Eu fiquei lá lendo mil vezes o
poema que Helena tinha escrito para mim. Estava muito nervoso, mas senti que estava
pronto. Agora era só esperar eles me chamarem.
A sala onde estava ficava logo
atrás. Dava para ver todo o local. Decidi abrir um pouquinho a porta para ver
quando ele chegasse.
Alguns minutos se passaram e logo
em seguida eu vi meu pai saindo do elevador.
- SURPRESA! – gritaram todos no
andar.
Meu pai saiu de lá com um enorme
sorriso no rosto. Todos o cumprimentavam dando os parabéns. Alguém entregou uma
taça para ele e em seguida encheu com um champanhe.
Em seguida todos começaram a
cantar os parabéns para ele. Todos bateram palmas e no final todos assoviaram e
em seguida começaram a gritar por discurso.
Meu pai deu um sorriso e em
seguida ficou na frente da multidão, subindo três degraus da escada.
- obrigado a todos por isso –
falou meu pai com a taça de champanhe na mão – eu realmente não esperava por
isso, mas… isso não importa. Eu estou muito feliz com isso. Muita coisa
aconteceu nesse último ano que passou. Coisas boas e coisas ruins. A morte da
minha esposa é uma dessas coisas ruins.
Todos ficaram em silêncio por um
bom tempo.
- Bethany era uma mulher
esplêndida e me apoiou acima de tudo. Ela era o tipo de pessoa que você gostava
de estar porque ela deixava bem, mesmo quando tudo ao seu redor fosse péssimo.
Algumas pessoas se emocionaram
com essas palavras.
- como todos sabem coisas boas
aconteceram comigo.
- deixa eu adivinhar – falou
Victor – você conheceu uma pessoa especial.

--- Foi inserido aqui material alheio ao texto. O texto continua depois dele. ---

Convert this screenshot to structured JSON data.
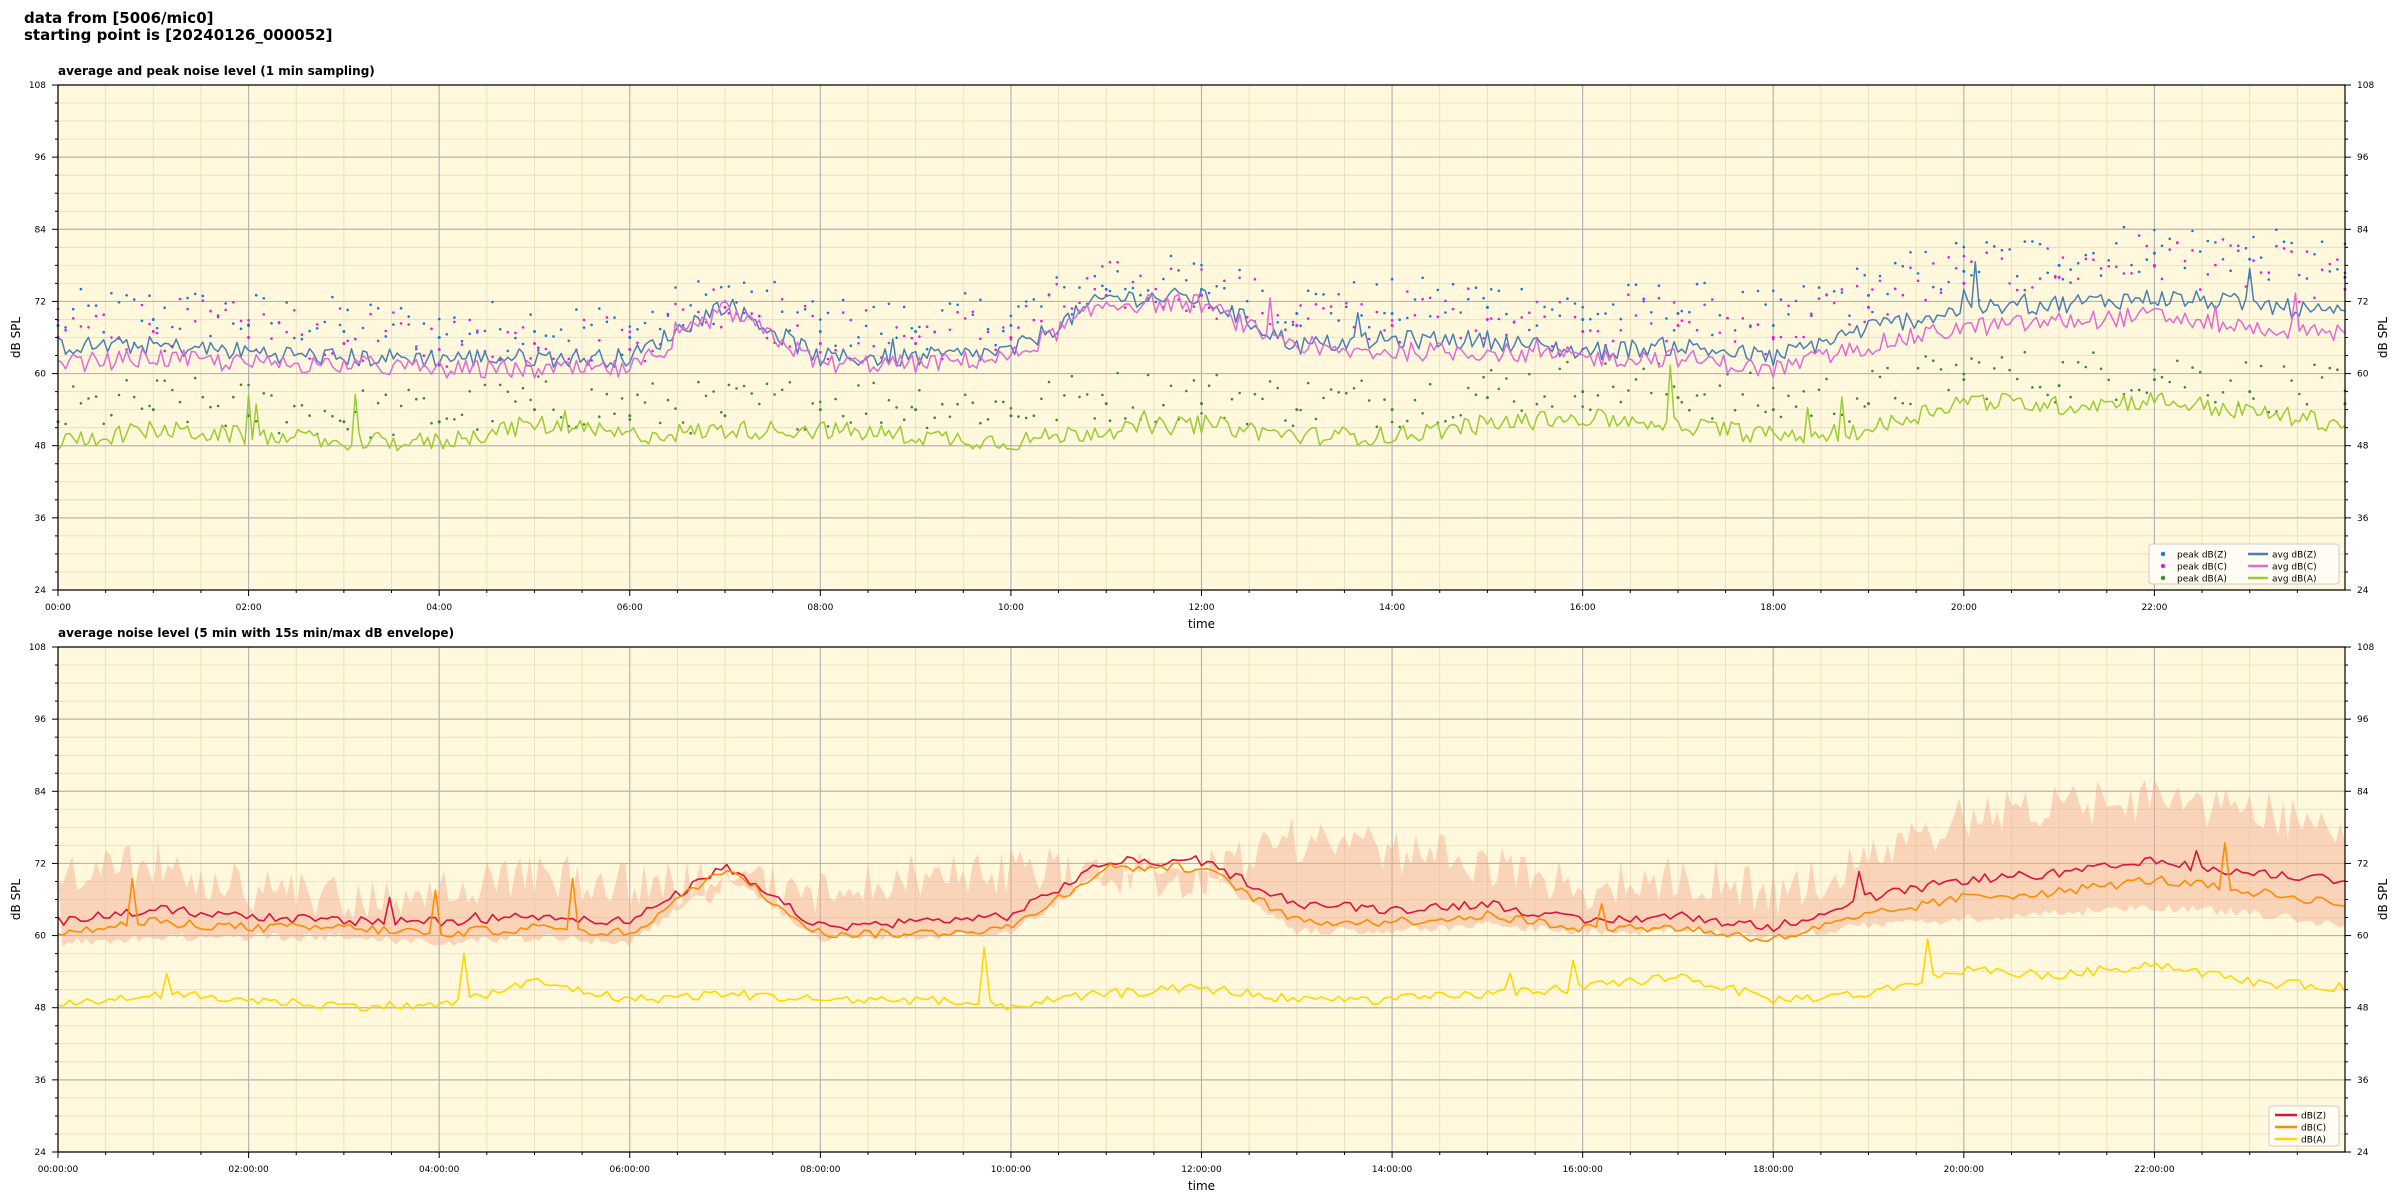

- exato – falou meu pai – uma
pessoa especial que tem um lugar reservado no meu coração, mas infelizmente não
está aqui hoje – falou meu pai.
- ele está aqui hoje – falou
Victor.
- está? – perguntou meu pai.
- sim – falou Victor se virando e
andando até onde eu estava. Ele deu passos vagarosos enquanto meu pai olhava
por todos os lados procurando alguém.
- ali está ele – falou meu pai.
Antes de abrir a porta onde eu
estava Victor olhou para trás e percebeu que a pessoa especial que meu pai
falava não era eu e sim Matteo.
Victor ficou na minha frente, mas
eu abri a porta do por completo ficando ao lado de Victor. Matteo subiu os
degraus também com uma taça de champanhe e ao chegar perto do meu pai ele deu
um beijo na boca dele. Três selinhos e todos aplaudiram.
- Matteo me ajudou muito nesses
dois últimos anos.
- o que? – perguntei confuso. Meu
pai continuou fazendo o discurso sem perceber que eu estava lá ao lado de
Victor vendo tudo.
- você não sabia? – perguntou
Victor para mim.
Por alguns segundos eu não
respondi nada. Fiquei em silêncio.
- sabia – falei mentindo.
- Dr. Marshall, a pessoa especial
a qual me referia é Oliver – falou Victor alto. Nesse momento todos olharam
para trás para me ver. Mau pai olhou para mim e o sorriso do seu rosto
desapareceu.
Agora eu entendia o porque dele
ter tanta raiva ao saber que eu fui ao hospital. Ele não queria que eu soubesse
que ele e Matteo namoravam. Ele me fez acreditar que era um homossexual preso
no armário quando na verdade ele é assumido em um relacionamento de dois anos.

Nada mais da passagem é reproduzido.